Son günlerde dolar / TL makasında aleyhimize gelişen bir fotoğrafla karşı karşıyayız. Bununla ilgili farklı yorumlar var. Fakat bunlardan bir tanesinin çok da geçerli olmadığını düşünüyorum. O da Merkez Bankası’nın faiz kararı…
Türk Lirası’nın dolar karşısında değer kaybetmesinin bir kaç nedeni var. Bunlardan birincisi dünyada FED ve Avrupa Merkez Bankası’nın net tavrını sürdürmesi.

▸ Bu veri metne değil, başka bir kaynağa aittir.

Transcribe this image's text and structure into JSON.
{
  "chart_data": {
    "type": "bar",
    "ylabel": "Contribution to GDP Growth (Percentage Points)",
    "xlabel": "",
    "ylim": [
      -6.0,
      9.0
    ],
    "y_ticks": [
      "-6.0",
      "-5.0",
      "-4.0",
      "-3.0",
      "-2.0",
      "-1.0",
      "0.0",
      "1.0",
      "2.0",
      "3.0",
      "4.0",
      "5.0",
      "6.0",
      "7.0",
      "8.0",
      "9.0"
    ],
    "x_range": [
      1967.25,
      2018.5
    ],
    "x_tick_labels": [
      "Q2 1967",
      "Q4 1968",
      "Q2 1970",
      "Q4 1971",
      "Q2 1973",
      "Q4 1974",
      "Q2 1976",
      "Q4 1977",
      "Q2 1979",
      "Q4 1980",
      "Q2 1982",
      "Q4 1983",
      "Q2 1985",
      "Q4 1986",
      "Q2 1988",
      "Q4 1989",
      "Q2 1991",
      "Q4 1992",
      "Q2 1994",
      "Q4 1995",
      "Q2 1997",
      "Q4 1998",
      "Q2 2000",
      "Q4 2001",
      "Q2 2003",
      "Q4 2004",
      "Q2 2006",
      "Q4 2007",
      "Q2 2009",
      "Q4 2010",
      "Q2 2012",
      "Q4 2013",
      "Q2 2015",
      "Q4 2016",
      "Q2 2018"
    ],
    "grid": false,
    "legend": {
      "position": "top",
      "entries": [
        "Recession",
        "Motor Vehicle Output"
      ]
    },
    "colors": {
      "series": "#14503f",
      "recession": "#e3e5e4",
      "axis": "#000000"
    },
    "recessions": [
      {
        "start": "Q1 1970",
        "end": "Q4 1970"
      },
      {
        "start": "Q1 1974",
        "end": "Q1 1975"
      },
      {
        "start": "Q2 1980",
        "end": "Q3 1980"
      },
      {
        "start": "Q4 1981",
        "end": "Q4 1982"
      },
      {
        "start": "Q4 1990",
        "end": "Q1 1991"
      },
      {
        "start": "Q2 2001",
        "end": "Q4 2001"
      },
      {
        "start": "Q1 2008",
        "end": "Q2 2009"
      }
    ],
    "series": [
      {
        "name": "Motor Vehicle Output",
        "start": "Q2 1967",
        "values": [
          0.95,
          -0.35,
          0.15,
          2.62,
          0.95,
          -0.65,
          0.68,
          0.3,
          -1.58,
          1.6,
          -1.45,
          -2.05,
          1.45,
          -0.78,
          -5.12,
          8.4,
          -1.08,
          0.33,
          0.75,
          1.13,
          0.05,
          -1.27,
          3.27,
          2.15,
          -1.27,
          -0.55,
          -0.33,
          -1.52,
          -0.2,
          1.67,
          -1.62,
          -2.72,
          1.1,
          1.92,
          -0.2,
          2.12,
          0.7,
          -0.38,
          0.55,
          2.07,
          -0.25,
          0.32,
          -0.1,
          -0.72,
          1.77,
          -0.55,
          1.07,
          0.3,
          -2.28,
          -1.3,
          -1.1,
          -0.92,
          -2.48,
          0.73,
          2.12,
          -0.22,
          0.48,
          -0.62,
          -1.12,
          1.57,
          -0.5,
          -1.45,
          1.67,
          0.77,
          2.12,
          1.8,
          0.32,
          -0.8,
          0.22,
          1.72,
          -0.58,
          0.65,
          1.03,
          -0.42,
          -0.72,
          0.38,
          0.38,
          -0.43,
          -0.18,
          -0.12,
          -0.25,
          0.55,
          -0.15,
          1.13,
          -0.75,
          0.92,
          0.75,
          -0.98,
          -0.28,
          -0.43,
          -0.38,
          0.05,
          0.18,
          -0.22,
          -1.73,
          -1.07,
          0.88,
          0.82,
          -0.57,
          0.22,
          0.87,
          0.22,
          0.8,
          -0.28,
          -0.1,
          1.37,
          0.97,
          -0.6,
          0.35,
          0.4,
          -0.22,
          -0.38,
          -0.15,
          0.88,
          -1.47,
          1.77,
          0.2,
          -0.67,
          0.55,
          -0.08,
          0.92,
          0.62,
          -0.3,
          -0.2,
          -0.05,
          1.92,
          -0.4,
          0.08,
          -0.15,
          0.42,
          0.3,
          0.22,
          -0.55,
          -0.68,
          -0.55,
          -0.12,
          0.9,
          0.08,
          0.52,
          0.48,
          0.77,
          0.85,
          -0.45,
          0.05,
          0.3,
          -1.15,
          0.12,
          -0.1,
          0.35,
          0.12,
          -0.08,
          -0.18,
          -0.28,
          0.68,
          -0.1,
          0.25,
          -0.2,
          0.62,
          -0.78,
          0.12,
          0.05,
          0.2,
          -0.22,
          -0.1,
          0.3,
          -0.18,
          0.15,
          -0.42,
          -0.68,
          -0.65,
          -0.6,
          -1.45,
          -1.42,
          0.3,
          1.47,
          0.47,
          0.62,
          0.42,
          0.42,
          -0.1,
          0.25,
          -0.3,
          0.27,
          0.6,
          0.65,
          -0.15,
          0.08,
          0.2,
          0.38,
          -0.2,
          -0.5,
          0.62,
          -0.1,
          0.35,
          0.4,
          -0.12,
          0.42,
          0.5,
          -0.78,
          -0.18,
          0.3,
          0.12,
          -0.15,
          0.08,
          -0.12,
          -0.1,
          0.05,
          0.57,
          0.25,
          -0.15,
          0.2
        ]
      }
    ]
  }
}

Bunun acil dolar ihtiyacı olan Türkiye gibi ülkelerin para birimlerinde baskı yarattığı biliniyor.
Mesela Mısır’da yüzde 50 devalüasyon oldu. Mısır ile birlikte gelişmekte olan ülkelerdeki değer kayıpları da açık. Çünkü önümüzdeki süreçte hem rahat dolar bulunamayacak; hem de bulunanlar çok maliyetli olacak.
Bizde ise bu denli bir sıçrama olmadı. Bunların başında serbest kur adı altında uygulanan sabit kur uygulamasının ve kura müdahalenin büyük rolü var. Fakat tıpkı depremde olduğu gibi burada biriken stress ve enerji artıyor.

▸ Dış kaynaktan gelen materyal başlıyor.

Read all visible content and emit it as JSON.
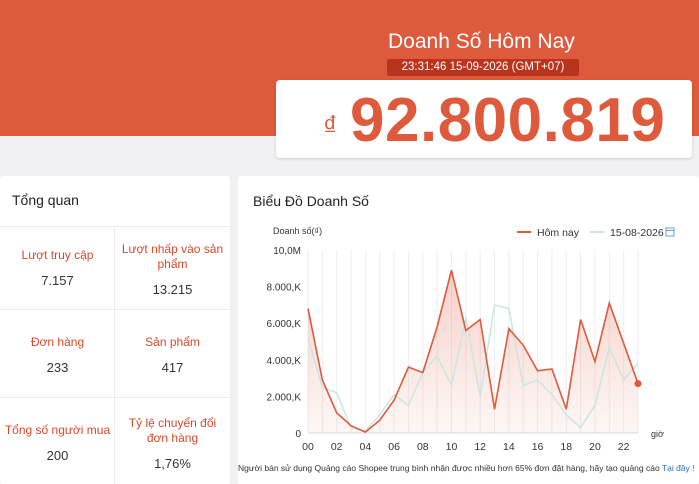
{
  "header": {
    "title": "Doanh Số Hôm Nay",
    "timestamp": "23:31:46 15-09-2026 (GMT+07)",
    "currency_symbol": "₫",
    "amount": "92.800.819"
  },
  "overview": {
    "title": "Tổng quan",
    "metrics": [
      {
        "label": "Lượt truy cập",
        "value": "7.157"
      },
      {
        "label": "Lượt nhấp vào sản phẩm",
        "value": "13.215"
      },
      {
        "label": "Đơn hàng",
        "value": "233"
      },
      {
        "label": "Sản phẩm",
        "value": "417"
      },
      {
        "label": "Tổng số người mua",
        "value": "200"
      },
      {
        "label": "Tỷ lệ chuyển đổi đơn hàng",
        "value": "1,76%"
      }
    ]
  },
  "chart_panel": {
    "title": "Biểu Đồ Doanh Số",
    "note": "Người bán sử dụng Quảng cáo Shopee trung bình nhận được nhiều hơn 65% đơn đặt hàng, hãy tạo quảng cáo",
    "note_link": "Tại đây !"
  },
  "colors": {
    "brand": "#de5a3c",
    "brand_dark": "#b9331d",
    "compare_line": "#c8e6e3"
  },
  "chart_data": {
    "type": "area",
    "ylabel": "Doanh số(₫)",
    "xlabel": "giờ",
    "ylim": [
      0,
      10000000
    ],
    "y_ticks": [
      "0",
      "2.000,K",
      "4.000,K",
      "6.000,K",
      "8.000,K",
      "10,0M"
    ],
    "x": [
      0,
      1,
      2,
      3,
      4,
      5,
      6,
      7,
      8,
      9,
      10,
      11,
      12,
      13,
      14,
      15,
      16,
      17,
      18,
      19,
      20,
      21,
      22,
      23
    ],
    "x_tick_labels": [
      "00",
      "02",
      "04",
      "06",
      "08",
      "10",
      "12",
      "14",
      "16",
      "18",
      "20",
      "22"
    ],
    "grid": true,
    "legend_position": "top-right",
    "series": [
      {
        "name": "Hôm nay",
        "color": "#de5a3c",
        "values": [
          6800000,
          2900000,
          1100000,
          400000,
          50000,
          700000,
          1800000,
          3600000,
          3300000,
          5800000,
          8900000,
          5600000,
          6200000,
          1300000,
          5700000,
          4800000,
          3400000,
          3500000,
          1300000,
          6200000,
          3900000,
          7100000,
          4900000,
          2700000
        ]
      },
      {
        "name": "15-08-2026",
        "color": "#c8e6e3",
        "values": [
          5200000,
          2500000,
          2200000,
          300000,
          100000,
          1000000,
          2100000,
          1500000,
          3300000,
          4200000,
          2600000,
          6300000,
          2000000,
          7000000,
          6800000,
          2600000,
          2900000,
          2100000,
          1000000,
          300000,
          1500000,
          4700000,
          2900000,
          3800000
        ]
      }
    ]
  }
}
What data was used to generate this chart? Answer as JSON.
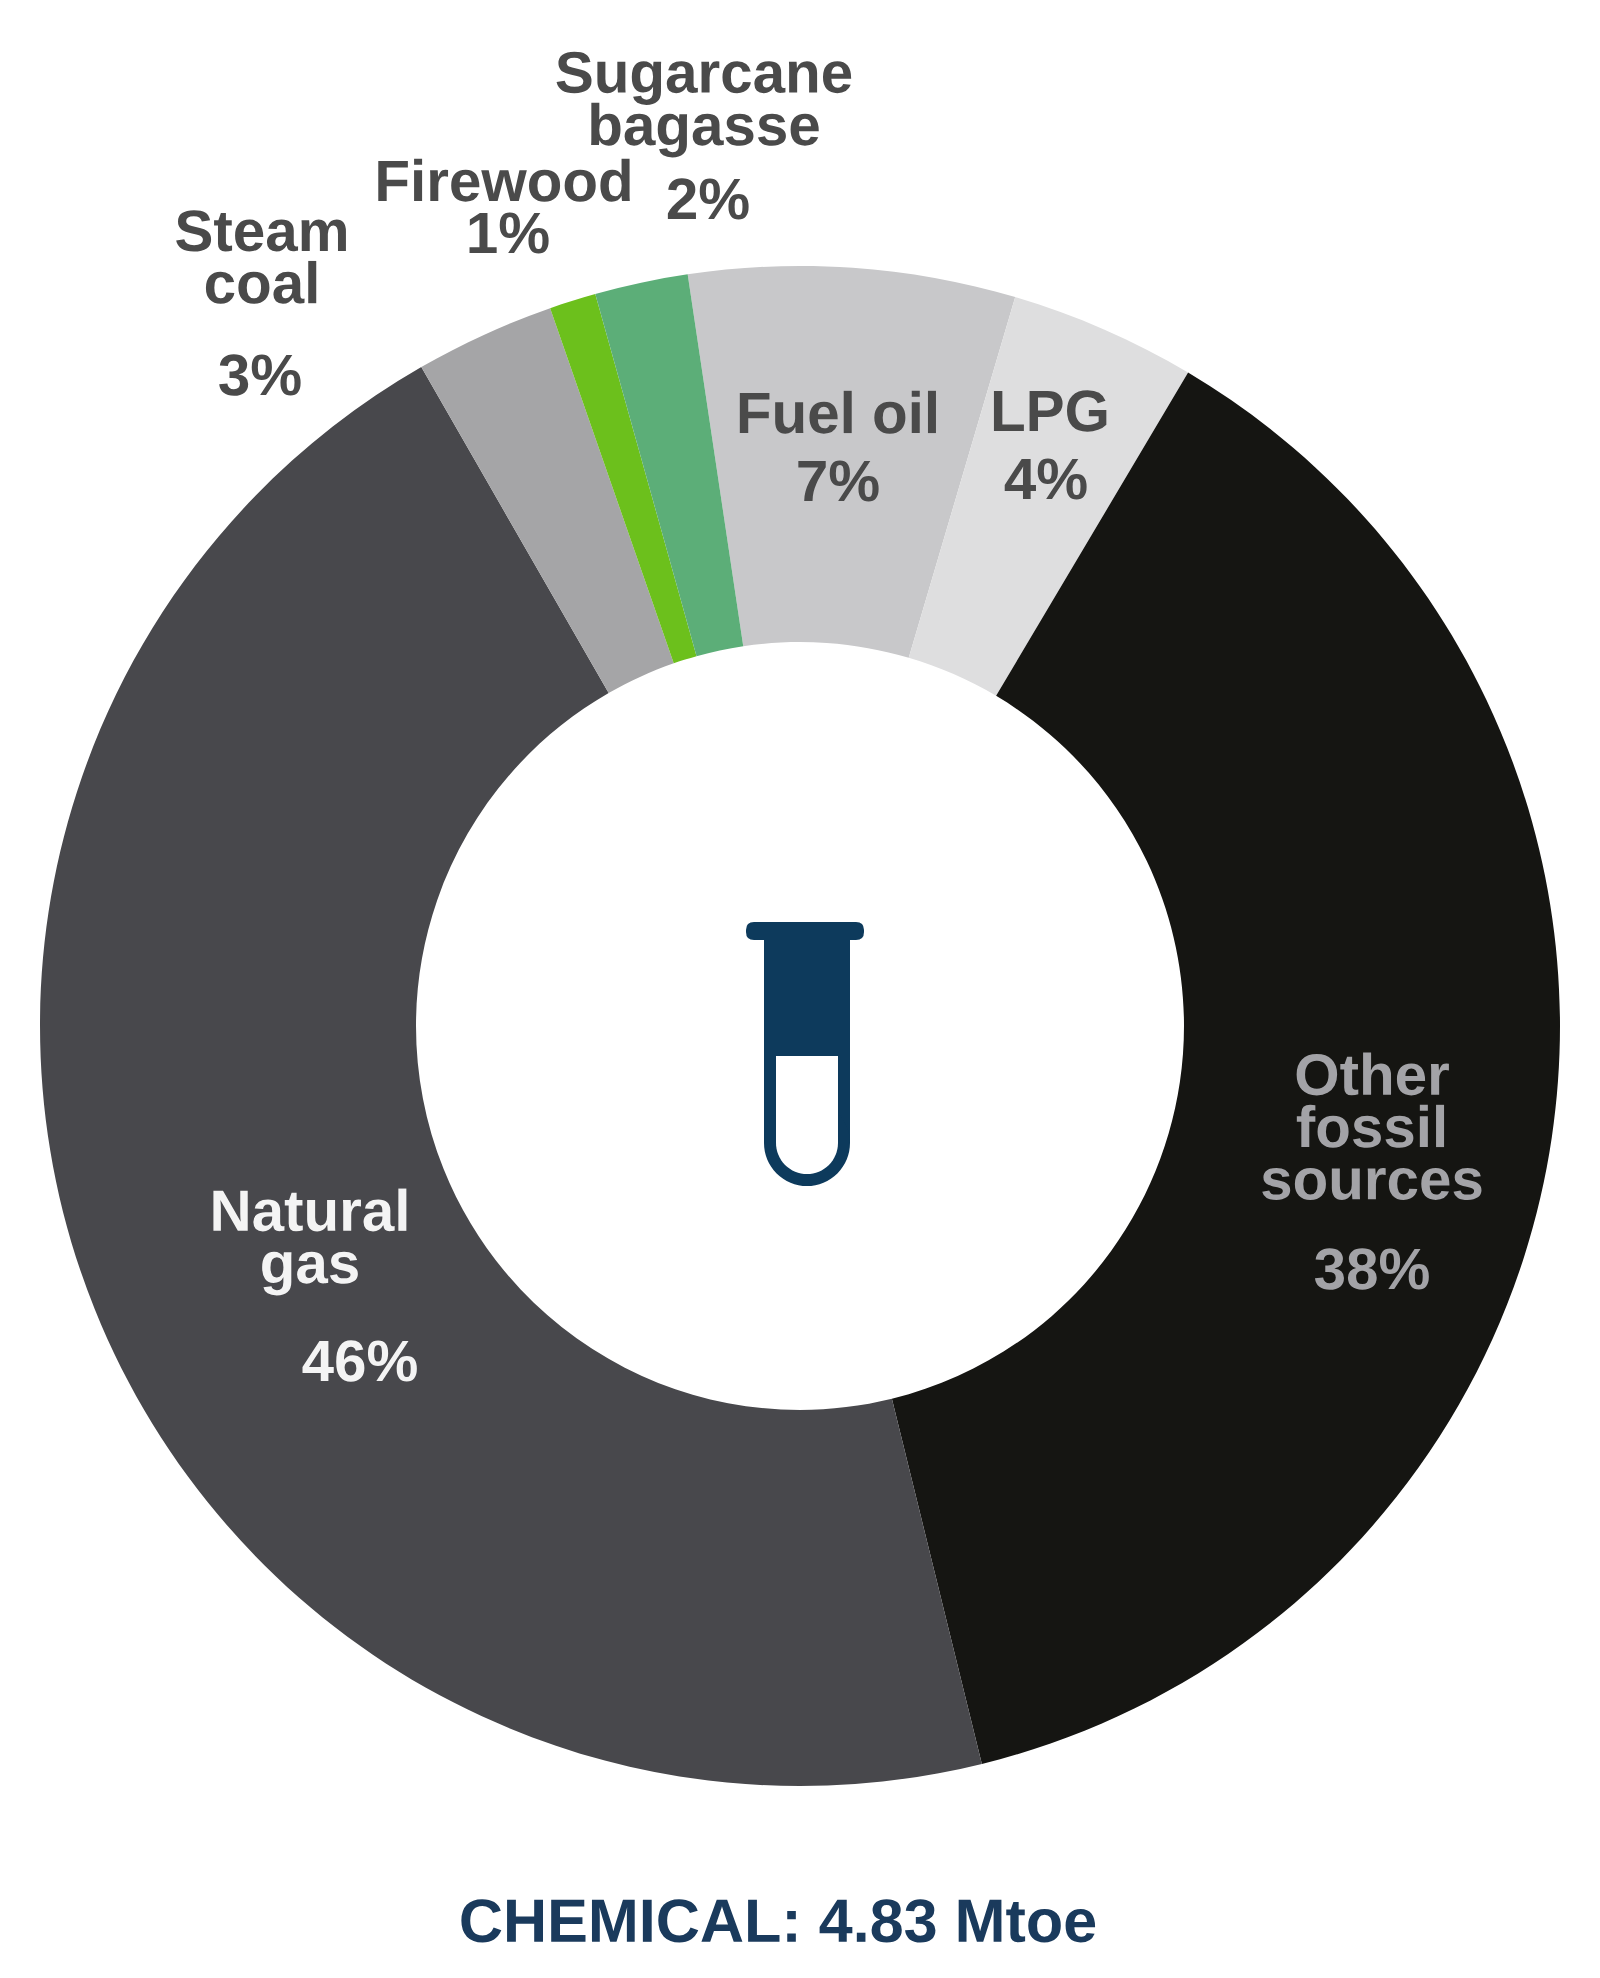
{
  "chart_data": {
    "type": "donut",
    "title": "CHEMICAL: 4.83 Mtoe",
    "categories": [
      "Fuel oil",
      "LPG",
      "Other\nfossil\nsources",
      "Natural\ngas",
      "Steam\ncoal",
      "Firewood",
      "Sugarcane\nbagasse"
    ],
    "values": [
      7,
      4,
      38,
      46,
      3,
      1,
      2
    ],
    "value_labels": [
      "7%",
      "4%",
      "38%",
      "46%",
      "3%",
      "1%",
      "2%"
    ],
    "colors": [
      "#c8c8ca",
      "#dededf",
      "#151512",
      "#48484c",
      "#a5a5a7",
      "#6cc01c",
      "#5cae78"
    ]
  }
}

Daha kötüsü göstergelerimiz gerçeklikle ilgisini kestiği için, ne kadar büyük oranda bir stres biriktiğini ve nasıl bir kırılma olacağını tahmin etmek güçleşiyor. Bunu besleyecek yeni nakit akışının sağlanmasındaki güçlük de, buradaki bir kırılmanın ihtimal olarak güçlendiğini bize anlatıyor.
İşte bu durum TL’nin dolar karşısında, tüm önlemlere rağmen değer kaybetmesine yol açıyor. Ayrıca meseleyi sadece dolar bazında düşünmeyin. Gizlenmiş bir dolar yatırımı ve dolarize olunma hali var. O da kur korumalı mevduat hesabı.
BDDK’nın son açıkladığı verilere göre burada 1,5 trilyon TL’lik bir mevduat birikti. Bu paranın enflasyon ya da dolar kuru garantili olduğunu düşünürseniz, yaklaşık 8 milyar doların daha yatırımcının portföyünde olduğunu düşünerek hesaplama yapmanız gerekiyor.
Çünkü yarın burada bir vazgeçiş söz konusu olursa, yüksek ihtimalle kur korumalı mevduattan çıkanlar dolara yönelecek. Bu da dolar / TL kuru üzerinde bir baskı yaratacak. Olayın sürdürülebilir olmaktan çıktığını ve kaynak yetersizliğini düşünürseniz, bunun da kur üzerinde bir baskı oluşturduğunu görürsünüz.
Ayrıca ülkede ne enflasyon rakamı, ne kur, ne faiz, hiçbiri ekonominin gerçeklerini yansıtmıyor. Bunun da normal risk algısını artırması, üzerine de CDS puanının eklenmesiyle birlikte ekstra bir başka baskı oluşturuyor.
Tüm bunların gölgesinde Merkez Bankası’nın dünyanın tersine faiz düşürmesi meselesine gelince, bunun çok uzun zamandır etkisi kalmayan bir faktör olduğunu göz ardı etmemek gerekir.
Hem açıklanan faizle, uygulanan faiz arasındaki uçurum, hem de göstergelerin yanlış olduğu kanaati hakim olduğu için çoktan fiyatlanmış bir başlıkla karşı karşıyayız. Şimdi Merkez Bankası faiz düşürdü diye doların yükseldiğini düşünmek, yapılan hareketi gereğinden fazla ciddiye almak olur.
Şu fotoğrafta gözüken en büyük risk ve kabullenişler ne diye sorarsanız, yanıtın bencesi biraz farklı. Ekonomi yönetimi kurda ‘gittiği kadar’ oynuyor ve seçimlere kadar bunu sürdürmeye çalışıyor. Bu aşamada da büyük ve anlamsız maliyetlerin altına giriyor.
Yani bu haliyle bir kırılmayı kabullenmiş gözüküyor. İkinci kabulleniş ise, dünya ile ters istikamette, ama mali yapısı ve ihracat pazarları sebebiyle aynı gemide olduğunu düşünürseniz boşa kürek sallayarak stagflasyonu kabullenmiş gözüküyor.
Çünkü farklı bir gemide değilseniz ve sadece geminin arka tarafına doğru yürüyorsanız, rotanız değişmez. Sadece kendinizi kandırırsınız. Yaptığımız da bu.